The US The rupiah closed at 96.28 per dollar, down nearly 1% week-on-week, with Brent crude oil prices up 13% as the war between Iran and Iran intensified, again disrupting energy supplies through the Strait of Hormuz.
Iran said it launched fresh strikes on US facilities in the Middle East on Friday, including the first direct strike in Syria, after the sixth night of US strikes on Iranian military facilities.
Brent crude oil prices were up nearly 2% last day at $85.7 a barrel.
Dollar sales, mostly by state-run banks on behalf of the Reserve Bank of India, helped the rupee snap a four-day losing streak, even as demand for trading dollars remained strong, traders said.

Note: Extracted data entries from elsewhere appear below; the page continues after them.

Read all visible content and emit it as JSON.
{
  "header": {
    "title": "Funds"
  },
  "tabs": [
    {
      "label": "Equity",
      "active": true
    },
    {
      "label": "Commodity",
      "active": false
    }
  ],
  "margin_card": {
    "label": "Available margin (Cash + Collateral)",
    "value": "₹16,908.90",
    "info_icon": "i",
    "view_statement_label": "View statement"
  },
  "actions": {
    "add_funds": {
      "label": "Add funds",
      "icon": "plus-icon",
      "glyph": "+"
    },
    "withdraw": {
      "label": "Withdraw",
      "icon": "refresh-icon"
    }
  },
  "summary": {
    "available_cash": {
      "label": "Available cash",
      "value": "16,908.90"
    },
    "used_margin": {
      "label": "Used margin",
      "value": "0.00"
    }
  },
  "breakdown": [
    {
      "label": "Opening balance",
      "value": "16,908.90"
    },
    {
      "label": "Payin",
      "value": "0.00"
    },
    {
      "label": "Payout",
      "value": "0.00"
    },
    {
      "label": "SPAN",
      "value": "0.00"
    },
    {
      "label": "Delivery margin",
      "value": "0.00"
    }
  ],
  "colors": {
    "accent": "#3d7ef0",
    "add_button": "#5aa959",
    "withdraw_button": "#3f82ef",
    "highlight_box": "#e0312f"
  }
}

“Exporters have once again withdrawn from the market on the assumption of further weakness. Importers are not willing to let go of any decline (on USD/INR),” said an FX salesperson at a foreign bank.
Meanwhile, global stock markets saw another brutal sell-off for chipmakers on Friday but Indian stocks maintained their footing due to their low exposure to the booming artificial intelligence sector.
MSCI’s broadest index of Asia-Pacific shares, excluding Japan, was down about 3%, while India’s Nifty 50 rose 1%.
In the near term, traders are focusing their attention on two factors: oil prices and how firm the RBI will stand against further rupee weakness as the currency hits record lows near 97 per dollar.
“If rupee depreciation pressures persist, the RBI may find itself caught between a rock and a hard place, balancing spot-market operations and managing its forward-dollar book,” said Krishna Bhimavarapu, APAC economist at State Street Investment Management.
The central bank’s net forward dollar liabilities were $106.6 billion in May.